Falsche Fronten

Am vergangenen Freitag hat ein Gericht in Stockholm die Betreiber der Internetplattform „Pirate Bay“ zu Haftstrafen und hohem Schadensersatz verurteilt. Die Branchenverbände der Kreativwirtschaft feiern das Urteil gegen die Internet-Piraten als wichtigen Sieg im Kampf gegen illegale Downloads. Doch zu Euphorie besteht kein Anlass (nicht nur, weil in den Medien bereits über eine Ungültigkeit des Urteils spekuliert wird, s. Presseschau von heute).

Das Urteil kann nicht darüber hinwegtäuschen, dass es im Grunde in keinem Land Europas einen wirksamen rechtlichen Schutz gegen Internetpiraterie gibt. Hierzulande lässt die Diskussion über das erfolgversprechende „französische Modell“ Zweifel aufkommen, ob Politik und Provider ernsthaft an einer Problemlösung interessiert sind.

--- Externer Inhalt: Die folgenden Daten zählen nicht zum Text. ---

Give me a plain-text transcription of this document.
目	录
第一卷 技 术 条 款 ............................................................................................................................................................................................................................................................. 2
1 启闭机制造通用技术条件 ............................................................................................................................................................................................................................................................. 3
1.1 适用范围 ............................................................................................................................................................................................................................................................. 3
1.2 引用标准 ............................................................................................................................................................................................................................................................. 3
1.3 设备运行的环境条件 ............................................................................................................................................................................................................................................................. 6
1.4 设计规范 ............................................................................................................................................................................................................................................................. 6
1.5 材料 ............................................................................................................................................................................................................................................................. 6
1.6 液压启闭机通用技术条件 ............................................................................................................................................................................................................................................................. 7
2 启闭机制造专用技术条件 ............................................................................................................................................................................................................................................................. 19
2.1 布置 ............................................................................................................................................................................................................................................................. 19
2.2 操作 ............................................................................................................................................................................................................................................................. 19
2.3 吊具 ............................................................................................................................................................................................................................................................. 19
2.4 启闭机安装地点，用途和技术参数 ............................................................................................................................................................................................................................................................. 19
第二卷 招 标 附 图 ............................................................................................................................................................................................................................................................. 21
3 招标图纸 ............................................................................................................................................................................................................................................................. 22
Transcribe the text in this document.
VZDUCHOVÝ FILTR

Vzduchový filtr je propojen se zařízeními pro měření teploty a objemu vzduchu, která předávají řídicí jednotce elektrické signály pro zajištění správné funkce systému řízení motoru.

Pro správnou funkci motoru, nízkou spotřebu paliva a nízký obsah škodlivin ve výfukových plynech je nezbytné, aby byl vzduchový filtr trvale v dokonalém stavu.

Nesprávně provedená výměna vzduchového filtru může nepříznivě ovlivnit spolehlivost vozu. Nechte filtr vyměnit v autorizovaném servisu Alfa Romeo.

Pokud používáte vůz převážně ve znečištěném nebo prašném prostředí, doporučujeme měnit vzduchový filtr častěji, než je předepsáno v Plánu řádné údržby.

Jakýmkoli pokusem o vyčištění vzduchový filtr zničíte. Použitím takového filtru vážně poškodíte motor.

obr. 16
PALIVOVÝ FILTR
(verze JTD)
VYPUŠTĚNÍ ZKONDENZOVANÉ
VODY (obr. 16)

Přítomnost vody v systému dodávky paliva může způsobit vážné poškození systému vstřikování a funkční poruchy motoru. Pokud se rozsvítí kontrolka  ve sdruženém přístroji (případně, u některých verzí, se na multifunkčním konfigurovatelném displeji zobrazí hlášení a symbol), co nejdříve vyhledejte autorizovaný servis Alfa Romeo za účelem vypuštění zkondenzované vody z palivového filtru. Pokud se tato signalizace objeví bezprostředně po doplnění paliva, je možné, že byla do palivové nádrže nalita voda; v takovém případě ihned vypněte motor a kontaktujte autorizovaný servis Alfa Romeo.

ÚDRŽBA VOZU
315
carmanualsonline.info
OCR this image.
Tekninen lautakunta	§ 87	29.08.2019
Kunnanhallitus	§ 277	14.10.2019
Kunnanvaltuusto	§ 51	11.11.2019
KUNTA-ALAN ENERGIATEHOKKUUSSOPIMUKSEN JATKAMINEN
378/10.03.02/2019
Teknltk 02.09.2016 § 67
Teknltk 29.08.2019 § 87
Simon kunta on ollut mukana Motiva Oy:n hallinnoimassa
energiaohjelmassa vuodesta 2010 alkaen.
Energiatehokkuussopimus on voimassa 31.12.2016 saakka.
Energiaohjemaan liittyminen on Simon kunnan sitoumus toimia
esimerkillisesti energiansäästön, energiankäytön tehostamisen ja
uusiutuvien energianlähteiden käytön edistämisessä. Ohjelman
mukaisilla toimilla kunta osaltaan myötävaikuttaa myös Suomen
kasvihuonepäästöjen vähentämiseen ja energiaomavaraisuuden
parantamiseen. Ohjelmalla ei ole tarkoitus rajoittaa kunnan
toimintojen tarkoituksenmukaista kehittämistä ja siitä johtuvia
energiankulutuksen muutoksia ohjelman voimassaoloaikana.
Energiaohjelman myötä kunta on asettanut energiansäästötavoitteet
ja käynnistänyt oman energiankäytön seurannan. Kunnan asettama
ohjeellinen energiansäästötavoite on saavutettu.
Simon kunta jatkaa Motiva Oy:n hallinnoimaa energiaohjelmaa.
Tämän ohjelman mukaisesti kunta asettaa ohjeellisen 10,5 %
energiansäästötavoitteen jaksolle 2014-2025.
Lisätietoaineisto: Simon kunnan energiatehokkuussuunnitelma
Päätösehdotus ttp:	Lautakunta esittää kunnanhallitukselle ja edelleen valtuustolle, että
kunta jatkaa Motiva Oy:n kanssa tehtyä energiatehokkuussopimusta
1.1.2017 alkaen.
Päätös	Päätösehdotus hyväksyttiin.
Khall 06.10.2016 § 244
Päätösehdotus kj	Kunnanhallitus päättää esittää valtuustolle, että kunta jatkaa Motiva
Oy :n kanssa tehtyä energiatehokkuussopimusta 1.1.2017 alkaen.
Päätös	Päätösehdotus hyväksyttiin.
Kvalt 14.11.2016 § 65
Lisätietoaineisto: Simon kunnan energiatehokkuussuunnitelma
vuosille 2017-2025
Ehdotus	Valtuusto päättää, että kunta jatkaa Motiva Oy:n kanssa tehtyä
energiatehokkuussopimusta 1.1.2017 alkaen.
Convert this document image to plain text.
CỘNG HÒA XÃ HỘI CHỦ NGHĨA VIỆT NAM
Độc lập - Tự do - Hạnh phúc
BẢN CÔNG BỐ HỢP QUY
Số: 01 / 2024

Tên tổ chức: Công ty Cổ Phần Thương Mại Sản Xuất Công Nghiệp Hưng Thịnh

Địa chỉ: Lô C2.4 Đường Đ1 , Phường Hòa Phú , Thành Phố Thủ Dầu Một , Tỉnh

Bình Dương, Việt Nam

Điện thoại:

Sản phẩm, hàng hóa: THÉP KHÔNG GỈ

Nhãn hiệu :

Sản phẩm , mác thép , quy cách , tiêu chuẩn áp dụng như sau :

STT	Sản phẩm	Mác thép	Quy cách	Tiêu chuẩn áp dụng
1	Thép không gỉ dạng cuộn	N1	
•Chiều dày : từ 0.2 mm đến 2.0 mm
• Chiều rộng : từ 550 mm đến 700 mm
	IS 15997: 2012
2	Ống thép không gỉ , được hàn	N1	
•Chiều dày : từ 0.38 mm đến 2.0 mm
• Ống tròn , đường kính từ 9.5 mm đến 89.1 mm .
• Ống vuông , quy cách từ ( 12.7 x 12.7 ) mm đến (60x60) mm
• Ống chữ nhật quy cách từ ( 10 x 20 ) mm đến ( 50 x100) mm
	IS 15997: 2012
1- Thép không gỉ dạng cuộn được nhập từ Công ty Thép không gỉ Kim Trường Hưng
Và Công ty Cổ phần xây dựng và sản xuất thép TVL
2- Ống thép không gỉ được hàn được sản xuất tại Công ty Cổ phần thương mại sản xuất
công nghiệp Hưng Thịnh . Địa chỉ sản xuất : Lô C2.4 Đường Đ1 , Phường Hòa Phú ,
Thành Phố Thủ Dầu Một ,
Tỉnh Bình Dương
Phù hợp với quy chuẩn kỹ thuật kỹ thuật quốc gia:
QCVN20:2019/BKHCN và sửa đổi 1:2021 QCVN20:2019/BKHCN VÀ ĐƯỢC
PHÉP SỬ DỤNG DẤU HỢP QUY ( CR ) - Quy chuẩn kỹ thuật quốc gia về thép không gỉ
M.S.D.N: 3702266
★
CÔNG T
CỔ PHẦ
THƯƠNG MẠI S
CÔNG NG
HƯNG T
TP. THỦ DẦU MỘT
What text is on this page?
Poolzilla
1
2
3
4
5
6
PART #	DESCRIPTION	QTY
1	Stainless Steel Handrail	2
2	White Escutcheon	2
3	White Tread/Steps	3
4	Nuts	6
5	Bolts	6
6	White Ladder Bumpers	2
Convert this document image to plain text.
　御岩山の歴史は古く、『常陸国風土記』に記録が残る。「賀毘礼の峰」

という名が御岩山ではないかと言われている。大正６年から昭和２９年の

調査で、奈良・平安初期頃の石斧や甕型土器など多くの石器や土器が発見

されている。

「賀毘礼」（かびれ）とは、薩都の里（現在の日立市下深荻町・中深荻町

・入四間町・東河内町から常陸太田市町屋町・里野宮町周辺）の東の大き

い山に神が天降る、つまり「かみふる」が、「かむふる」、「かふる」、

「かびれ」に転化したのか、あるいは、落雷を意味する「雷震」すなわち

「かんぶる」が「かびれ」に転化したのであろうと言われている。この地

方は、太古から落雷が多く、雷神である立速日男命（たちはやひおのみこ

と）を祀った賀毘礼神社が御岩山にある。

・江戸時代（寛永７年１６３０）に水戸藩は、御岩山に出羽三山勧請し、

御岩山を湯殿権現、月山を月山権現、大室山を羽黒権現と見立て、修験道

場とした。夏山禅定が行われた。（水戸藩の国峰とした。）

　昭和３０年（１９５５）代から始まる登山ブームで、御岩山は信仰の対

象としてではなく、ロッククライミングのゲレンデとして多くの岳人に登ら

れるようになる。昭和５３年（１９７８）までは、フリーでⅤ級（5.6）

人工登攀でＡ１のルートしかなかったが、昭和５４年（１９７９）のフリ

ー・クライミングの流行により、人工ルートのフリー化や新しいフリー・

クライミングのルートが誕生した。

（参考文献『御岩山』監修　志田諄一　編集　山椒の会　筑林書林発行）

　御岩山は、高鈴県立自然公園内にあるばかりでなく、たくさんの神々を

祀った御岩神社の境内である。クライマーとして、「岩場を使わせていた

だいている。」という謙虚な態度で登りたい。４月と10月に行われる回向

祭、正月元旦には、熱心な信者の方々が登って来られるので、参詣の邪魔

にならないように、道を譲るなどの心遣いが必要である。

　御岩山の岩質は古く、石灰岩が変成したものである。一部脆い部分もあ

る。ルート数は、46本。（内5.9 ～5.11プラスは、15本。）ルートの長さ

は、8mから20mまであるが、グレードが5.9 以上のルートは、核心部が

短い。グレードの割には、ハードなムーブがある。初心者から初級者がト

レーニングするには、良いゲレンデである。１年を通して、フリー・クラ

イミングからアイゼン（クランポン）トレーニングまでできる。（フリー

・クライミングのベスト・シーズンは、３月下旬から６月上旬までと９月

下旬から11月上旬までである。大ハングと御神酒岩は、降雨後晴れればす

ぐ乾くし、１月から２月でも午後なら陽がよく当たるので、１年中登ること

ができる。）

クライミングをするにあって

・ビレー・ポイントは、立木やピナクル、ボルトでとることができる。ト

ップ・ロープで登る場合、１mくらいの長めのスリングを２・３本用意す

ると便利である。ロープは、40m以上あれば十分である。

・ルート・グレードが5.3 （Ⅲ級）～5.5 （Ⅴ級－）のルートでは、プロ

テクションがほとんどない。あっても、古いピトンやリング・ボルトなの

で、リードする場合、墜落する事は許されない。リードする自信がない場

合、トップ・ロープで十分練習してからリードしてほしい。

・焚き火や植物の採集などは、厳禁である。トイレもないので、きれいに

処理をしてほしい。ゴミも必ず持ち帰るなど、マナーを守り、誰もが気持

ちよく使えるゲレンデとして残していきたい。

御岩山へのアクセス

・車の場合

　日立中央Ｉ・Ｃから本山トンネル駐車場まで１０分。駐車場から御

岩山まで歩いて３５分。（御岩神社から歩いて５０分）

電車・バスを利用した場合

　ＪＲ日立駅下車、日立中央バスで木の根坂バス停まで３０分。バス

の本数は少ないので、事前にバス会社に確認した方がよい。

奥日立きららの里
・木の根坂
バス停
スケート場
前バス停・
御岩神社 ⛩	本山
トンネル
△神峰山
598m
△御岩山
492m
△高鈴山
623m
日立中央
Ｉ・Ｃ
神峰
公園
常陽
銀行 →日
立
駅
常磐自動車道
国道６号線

Doch selbst wenn sie es wären, bliebe ungewiss, ob der kriminellen Schwarmintelligenz international agierender Internetpiraten mit den Mitteln des nationalen Rechts überhaupt beizukommen ist.

Vor diesem Hintergrund stellt sich die Frage, ob es klug ist, dass der Börsenverein sich jetzt schon scharf gegen eine Kulturflatrate in Stellung bringt und sie mit dem Schlagwort vom „Content-Kommunismus“ ideologisch auflädt – zumal ohne Not, denn eine konkrete politische Entscheidung darüber steht gar nicht an. Ein Pauschalvergütungsmodell wäre sicher nicht die Traumlösung der Kreativwirtschaft, aber es könnte am Ende besser sein als nicht durchsetzbare Rechtsansprüche.

Ob und inwieweit Verlage und Autoren von einer Kulturflatrate profitieren würden, wäre nicht zuletzt eine Frage ihrer konkreten Ausgestaltung. Die Ressourcen des Verbandes wären in die Entwicklung eines eigenen Modells wohl besser investiert als in einen verbissenen Abwehrkampf.

(Aus buchreport.express 17/2009)

Kommentare

1 Kommentar zu "Falsche Fronten"

  1. Matthias Ulmer | 25. April 2009 um 15:49 | Antworten

    Das ist halt mal einfach so dahinkommentiert. „Macht doch einfach etwas wirklich gutes!“ Und abschicken und sich freuen, weils gut klingt.

    Also: Sie wollen, dass der Verband seine Energie in die Konzeption eines eigenen Kulturflatrate-Modells steckt. Nach meinem Verständnis enthält jedes denkbare Modell zwei Grundelemente: die Kultursteuer und die Enteignung.

    Die Kultursteuer bedeutet immer, dass Geld zusammen kommt und nach irgend einem Schema von irgend jemandem verteilt wird. Es ist banal, dass das in der Regel eine Fehlallokation von Ressourcen ist, dass das zur Staatskultur führt. Ein bisschen Subvention ist zwar auch schon übel, daran stirbt man aber noch nicht. Eine Kultursteuer dagegen ist nicht ein bisschen Subvention, sondern wird zum staatlich garantierten Grundeinkommen für Kulturschaffende. Das klingt nett, ist aber tödliches Gift für die Kultur. Die Alimentierung hat eine große steuernde Wirkung. Entweder entscheidet jemand, wer gut ist und deshalb Geld bekommt. Oder es gibt eine klare Verteilungsregel und diese führt zur Normierung der entstehenden Werke.

    Das zweite Element ist die Enteignung. Denn die notwendige Grundbedingung für das Verteilen von Almosen durch den Staat ist, dass die Kulturschaffenden vorher etwas abgeben müssen, dass sie enteignet und ihre Werke vergesellschaftet werden.

    Meine Frage an Sie also: sehen Sie eine Kulturflatrate, die ohne diese beiden Elemente auskommt? Und wenn nein: wieso raten Sie dem Verband, hier seine Energie zu investieren, statt solche Ansätze zu bekämpfen?